Par rapport à la pluralité des dominations, certaines féministes, notamment celles de la « première » génération, la plupart blanches, n’ont-elles pas omis de prendre en compte ces autres questions ?
C’est plutôt l’histoire qui n’a retenu que ces figures, blanches en effet. Si l’on fait une histoire un peu précise et fine des féminismes, on voit qu’il y a toujours eu des féministes décoloniales, afro-descendantes, etc. Bien sûr, il y a toujours eu également un problème de racisme au sein de certains féminismes, comme des courants féministes et colonialistes, féministes et hygiénistes. Et des féminismes bourgeois. Mais ce n’est qu’une partie des féminismes, qui forment un mouvement social et intellectuel bien plus vaste, pluriel, riche. Concernant la Ligue du LOL, ce qui a probablement changé aussi, c’est le statut des réseaux sociaux. Quand cela a commencé il y a dix ans, ils étaient une sphère pas tout à fait publique, voire hybride, quasi familiale, d’espaces presque réservés à des initiés, avec un certain entre-soi. Toutes les violences qui se déroulaient dans cet espace-là fonctionnaient un peu comme des violences intrafamiliales. Avec un silence, une chape de plomb et des mécanismes de honte pour les victimes… Surtout pour les militantes féministes, nommément visées avec une violence redoublée, et avec une sorte d’intériorisation ou de culpabilisation de ne pas avoir été en mesure de se défendre de ces agressions.
Dans une tradition victorienne, finalement ?
Exactement ! Depuis, l’ampleur et l’audience des réseaux sociaux ont sans doute rendu possible le fait de rendre publiques ces violences et ces agressions. C’est aujourd’hui une part importante de l’espace public. Cependant, je suis certaine que ces faits étaient connus depuis longtemps, en tout cas pour une part importante des milieux dans lesquels ils avaient lieu. Il y a eu d’ailleurs des mécanismes de défense de la part de certaines victimes ou de leurs relations pour mettre en garde d’autres personnes des risques d’agressions, de racisme, d’hétérosexisme, d’homophobie, etc.
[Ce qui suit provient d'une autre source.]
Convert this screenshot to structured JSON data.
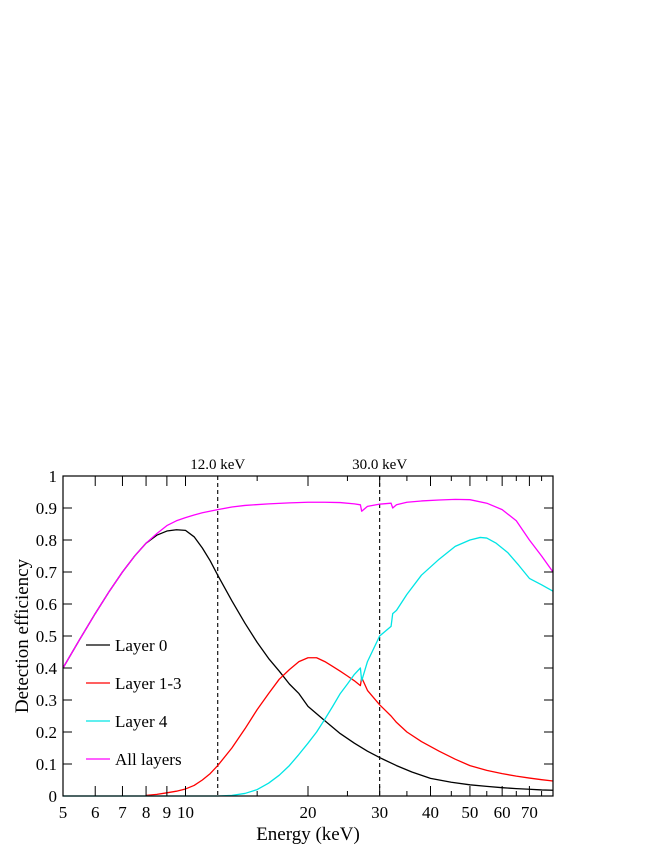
{
  "chart_data": {
    "type": "line",
    "xlabel": "Energy (keV)",
    "ylabel": "Detection efficiency",
    "x_scale": "log",
    "xlim": [
      5,
      80
    ],
    "ylim": [
      0,
      1
    ],
    "x_ticks": [
      5,
      6,
      7,
      8,
      9,
      10,
      20,
      30,
      40,
      50,
      60,
      70
    ],
    "y_ticks": [
      0,
      0.1,
      0.2,
      0.3,
      0.4,
      0.5,
      0.6,
      0.7,
      0.8,
      0.9,
      1
    ],
    "grid": false,
    "legend_position": "lower-left",
    "vertical_markers": [
      {
        "x": 12.0,
        "label": "12.0 keV"
      },
      {
        "x": 30.0,
        "label": "30.0 keV"
      }
    ],
    "series": [
      {
        "name": "Layer 0",
        "color": "#000000",
        "x": [
          5,
          5.5,
          6,
          6.5,
          7,
          7.5,
          8,
          8.5,
          9,
          9.5,
          10,
          10.5,
          11,
          11.5,
          12,
          13,
          14,
          15,
          16,
          17,
          18,
          19,
          20,
          22,
          24,
          26,
          28,
          30,
          33,
          36,
          40,
          45,
          50,
          55,
          60,
          65,
          70,
          75,
          80
        ],
        "y": [
          0.4,
          0.49,
          0.57,
          0.64,
          0.7,
          0.75,
          0.79,
          0.815,
          0.828,
          0.832,
          0.83,
          0.81,
          0.775,
          0.735,
          0.69,
          0.61,
          0.54,
          0.48,
          0.43,
          0.39,
          0.35,
          0.32,
          0.28,
          0.235,
          0.195,
          0.165,
          0.14,
          0.12,
          0.095,
          0.075,
          0.055,
          0.043,
          0.035,
          0.03,
          0.026,
          0.023,
          0.021,
          0.019,
          0.018
        ]
      },
      {
        "name": "Layer 1-3",
        "color": "#ff0000",
        "x": [
          8,
          8.5,
          9,
          9.5,
          10,
          10.5,
          11,
          11.5,
          12,
          13,
          14,
          15,
          16,
          17,
          18,
          19,
          20,
          21,
          22,
          23,
          24,
          25,
          26,
          26.9,
          27.1,
          28,
          30,
          32,
          33,
          35,
          38,
          42,
          46,
          50,
          55,
          60,
          65,
          70,
          75,
          80
        ],
        "y": [
          0.002,
          0.005,
          0.01,
          0.015,
          0.022,
          0.033,
          0.05,
          0.07,
          0.095,
          0.15,
          0.21,
          0.27,
          0.32,
          0.365,
          0.395,
          0.42,
          0.432,
          0.432,
          0.42,
          0.405,
          0.39,
          0.375,
          0.36,
          0.345,
          0.37,
          0.33,
          0.285,
          0.25,
          0.23,
          0.2,
          0.17,
          0.14,
          0.115,
          0.095,
          0.08,
          0.07,
          0.062,
          0.056,
          0.051,
          0.047
        ]
      },
      {
        "name": "Layer 4",
        "color": "#00e5e5",
        "x": [
          5,
          12,
          13,
          14,
          15,
          16,
          17,
          18,
          19,
          20,
          21,
          22,
          23,
          24,
          25,
          26,
          26.9,
          27.1,
          28,
          30,
          32,
          32.3,
          33,
          35,
          38,
          42,
          46,
          50,
          53,
          55,
          58,
          62,
          66,
          70,
          75,
          80
        ],
        "y": [
          0,
          0,
          0.002,
          0.008,
          0.02,
          0.04,
          0.065,
          0.095,
          0.13,
          0.165,
          0.2,
          0.24,
          0.28,
          0.32,
          0.35,
          0.38,
          0.4,
          0.36,
          0.42,
          0.5,
          0.53,
          0.57,
          0.58,
          0.63,
          0.69,
          0.74,
          0.78,
          0.8,
          0.808,
          0.806,
          0.79,
          0.76,
          0.72,
          0.68,
          0.66,
          0.64
        ]
      },
      {
        "name": "All layers",
        "color": "#ff00ff",
        "x": [
          5,
          5.5,
          6,
          6.5,
          7,
          7.5,
          8,
          8.5,
          9,
          9.5,
          10,
          10.5,
          11,
          12,
          13,
          14,
          16,
          18,
          20,
          22,
          24,
          26,
          26.9,
          27.1,
          28,
          30,
          32,
          32.3,
          33,
          35,
          38,
          42,
          46,
          50,
          55,
          60,
          65,
          70,
          75,
          80
        ],
        "y": [
          0.4,
          0.49,
          0.57,
          0.64,
          0.7,
          0.75,
          0.79,
          0.82,
          0.845,
          0.86,
          0.87,
          0.878,
          0.885,
          0.895,
          0.903,
          0.908,
          0.913,
          0.916,
          0.918,
          0.918,
          0.917,
          0.913,
          0.91,
          0.89,
          0.905,
          0.912,
          0.915,
          0.9,
          0.91,
          0.918,
          0.922,
          0.925,
          0.927,
          0.926,
          0.915,
          0.895,
          0.86,
          0.8,
          0.75,
          0.7
        ]
      }
    ]
  }
}
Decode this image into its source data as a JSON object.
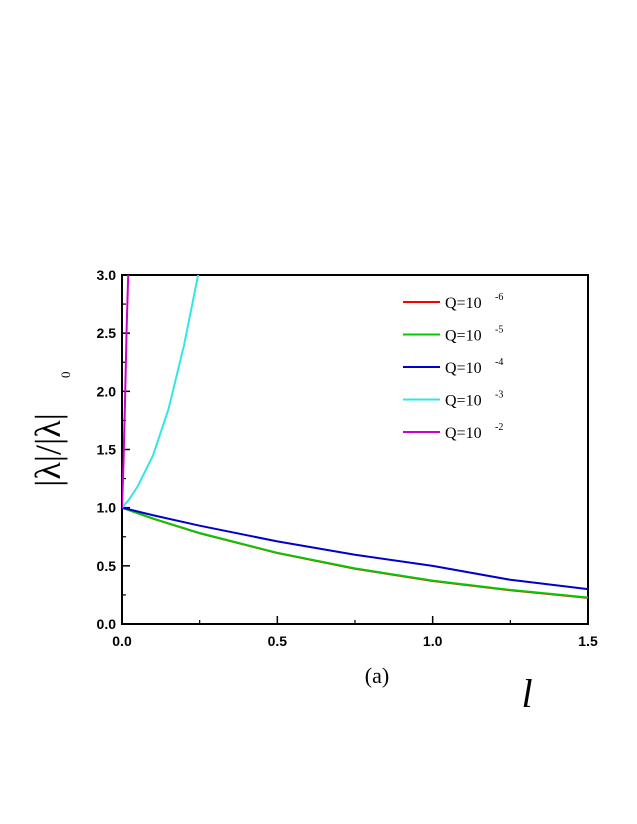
{
  "chart_data": {
    "type": "line",
    "xlabel": "l",
    "ylabel": "|λ|/|λ|",
    "ylabel_subscript": "0",
    "panel_label": "(a)",
    "xlim": [
      0,
      1.5
    ],
    "ylim": [
      0,
      3.0
    ],
    "x_ticks": [
      "0.0",
      "0.5",
      "1.0",
      "1.5"
    ],
    "y_ticks": [
      "0.0",
      "0.5",
      "1.0",
      "1.5",
      "2.0",
      "2.5",
      "3.0"
    ],
    "grid": false,
    "legend_position": "top-right",
    "series": [
      {
        "name": "Q=10",
        "exponent": "-6",
        "color": "#ff0000",
        "x": [
          0,
          0.1,
          0.25,
          0.5,
          0.75,
          1.0,
          1.25,
          1.5
        ],
        "y": [
          1.0,
          0.905,
          0.78,
          0.61,
          0.475,
          0.37,
          0.29,
          0.225
        ]
      },
      {
        "name": "Q=10",
        "exponent": "-5",
        "color": "#00cc00",
        "x": [
          0,
          0.1,
          0.25,
          0.5,
          0.75,
          1.0,
          1.25,
          1.5
        ],
        "y": [
          1.0,
          0.906,
          0.782,
          0.612,
          0.478,
          0.373,
          0.293,
          0.228
        ]
      },
      {
        "name": "Q=10",
        "exponent": "-4",
        "color": "#0000cc",
        "x": [
          0,
          0.1,
          0.25,
          0.5,
          0.75,
          1.0,
          1.25,
          1.5
        ],
        "y": [
          1.0,
          0.935,
          0.845,
          0.71,
          0.595,
          0.5,
          0.38,
          0.3
        ]
      },
      {
        "name": "Q=10",
        "exponent": "-3",
        "color": "#33e6e6",
        "x": [
          0,
          0.02,
          0.05,
          0.1,
          0.15,
          0.2,
          0.23,
          0.245
        ],
        "y": [
          1.0,
          1.06,
          1.18,
          1.45,
          1.85,
          2.4,
          2.8,
          3.0
        ]
      },
      {
        "name": "Q=10",
        "exponent": "-2",
        "color": "#cc00cc",
        "x": [
          0,
          0.005,
          0.01,
          0.015,
          0.02
        ],
        "y": [
          1.0,
          1.4,
          1.95,
          2.55,
          3.0
        ]
      }
    ]
  }
}
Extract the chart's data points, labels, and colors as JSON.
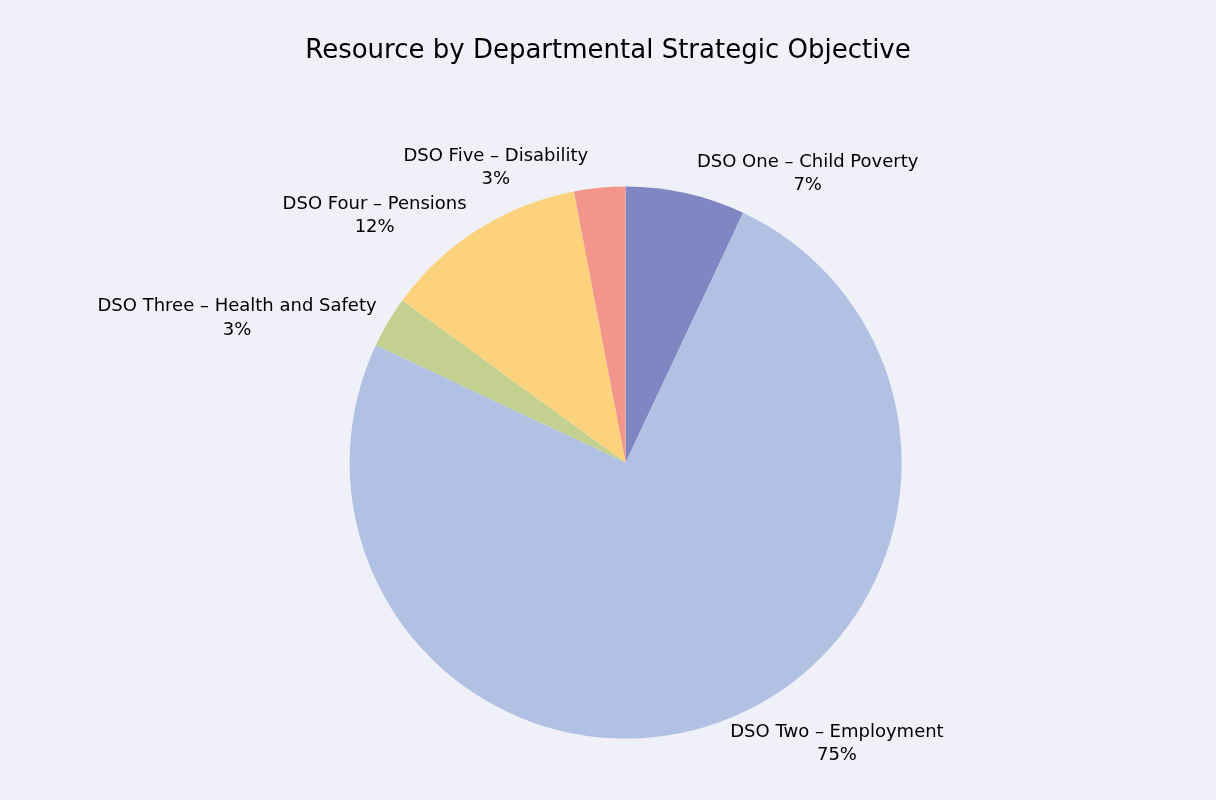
{
  "chart_data": {
    "type": "pie",
    "title": "Resource by Departmental Strategic Objective",
    "categories": [
      "DSO One – Child Poverty",
      "DSO Two – Employment",
      "DSO Three – Health and Safety",
      "DSO Four – Pensions",
      "DSO Five – Disability"
    ],
    "values": [
      7,
      75,
      3,
      12,
      3
    ],
    "value_labels": [
      "7%",
      "75%",
      "3%",
      "12%",
      "3%"
    ],
    "colors": [
      "#7f86c1",
      "#b1c1e3",
      "#c3d08f",
      "#fdd27c",
      "#f3958a"
    ],
    "legend": false
  }
}
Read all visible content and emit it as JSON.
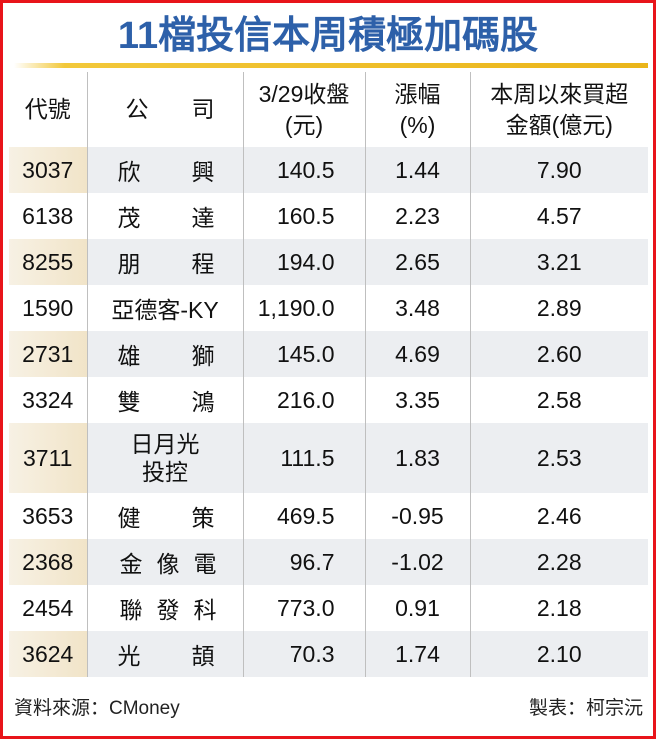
{
  "title": "11檔投信本周積極加碼股",
  "columns": [
    "代號",
    "公　司",
    "3/29收盤(元)",
    "漲幅(%)",
    "本周以來買超金額(億元)"
  ],
  "header": {
    "code": "代號",
    "company_a": "公",
    "company_b": "司",
    "close_1": "3/29收盤",
    "close_2": "(元)",
    "chg_1": "漲幅",
    "chg_2": "(%)",
    "buy_1": "本周以來買超",
    "buy_2": "金額(億元)"
  },
  "rows": [
    {
      "code": "3037",
      "company": "欣興",
      "close": "140.5",
      "change": "1.44",
      "buy": "7.90"
    },
    {
      "code": "6138",
      "company": "茂達",
      "close": "160.5",
      "change": "2.23",
      "buy": "4.57"
    },
    {
      "code": "8255",
      "company": "朋程",
      "close": "194.0",
      "change": "2.65",
      "buy": "3.21"
    },
    {
      "code": "1590",
      "company": "亞德客-KY",
      "close": "1,190.0",
      "change": "3.48",
      "buy": "2.89"
    },
    {
      "code": "2731",
      "company": "雄獅",
      "close": "145.0",
      "change": "4.69",
      "buy": "2.60"
    },
    {
      "code": "3324",
      "company": "雙鴻",
      "close": "216.0",
      "change": "3.35",
      "buy": "2.58"
    },
    {
      "code": "3711",
      "company": "日月光投控",
      "close": "111.5",
      "change": "1.83",
      "buy": "2.53"
    },
    {
      "code": "3653",
      "company": "健策",
      "close": "469.5",
      "change": "-0.95",
      "buy": "2.46"
    },
    {
      "code": "2368",
      "company": "金像電",
      "close": "96.7",
      "change": "-1.02",
      "buy": "2.28"
    },
    {
      "code": "2454",
      "company": "聯發科",
      "close": "773.0",
      "change": "0.91",
      "buy": "2.18"
    },
    {
      "code": "3624",
      "company": "光頡",
      "close": "70.3",
      "change": "1.74",
      "buy": "2.10"
    }
  ],
  "source": "資料來源：CMoney",
  "credit": "製表：柯宗沅",
  "colors": {
    "title": "#2d60a9",
    "border": "#e8141a",
    "rule": "#eab51a"
  }
}
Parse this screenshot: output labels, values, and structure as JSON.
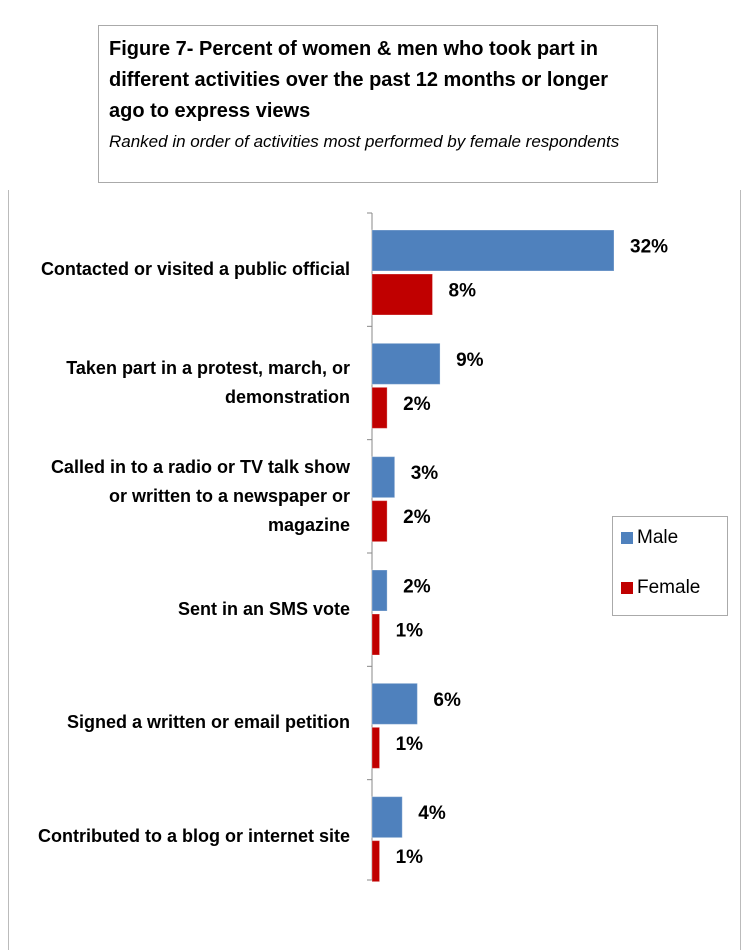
{
  "chart_data": {
    "type": "bar",
    "orientation": "horizontal",
    "title": "Figure 7- Percent of women & men who took part in different activities over the past 12 months or longer ago to express views",
    "subtitle": "Ranked in order of activities most performed by female respondents",
    "categories": [
      "Contacted or visited a public official",
      "Taken part in a protest, march, or demonstration",
      "Called in to a radio or TV talk show or  written to a newspaper or magazine",
      "Sent in an SMS vote",
      "Signed a written or email petition",
      "Contributed to a blog or internet site"
    ],
    "series": [
      {
        "name": "Male",
        "color": "#4f81bd",
        "values": [
          32,
          9,
          3,
          2,
          6,
          4
        ],
        "value_labels": [
          "32%",
          "9%",
          "3%",
          "2%",
          "6%",
          "4%"
        ]
      },
      {
        "name": "Female",
        "color": "#c00000",
        "values": [
          8,
          2,
          2,
          1,
          1,
          1
        ],
        "value_labels": [
          "8%",
          "2%",
          "2%",
          "1%",
          "1%",
          "1%"
        ]
      }
    ],
    "legend": "right"
  }
}
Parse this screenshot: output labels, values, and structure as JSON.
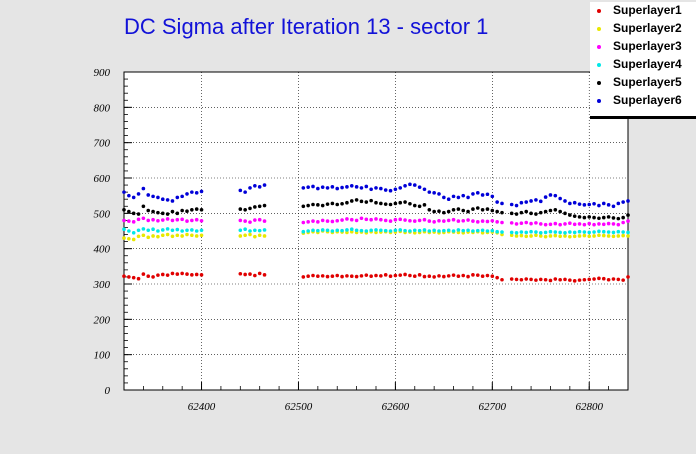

Cependant, ce qui est terrible dans cette affaire, c’est que le type d’attaques ciblant des vies « hors norme » empêche une défense politique ou politisée. On attaquait les gens sur leur façon de vivre, leur vie intime, leur corps, les empêchant de réagir et de se défendre politiquement, de politiser l’intime et d’en faire une question de justice sociale. Les victimes se retrouvaient à devoir se défendre sur le plan personnel et même intime, alors que les attaques sont politiques. Et empêcher que la question devienne politique a certainement fait que la chape de plomb a pu se maintenir si longtemps.
(1) Dernier livre paru : Se défendre. Une philosophie de la violence, Zones, 2017.
(2) La Matrice de la race. Généalogie sexuelle et coloniale de la Nation française, La Découverte, 2006.
Elsa Dorlin Professeure de philosophie à l’université Paris-8.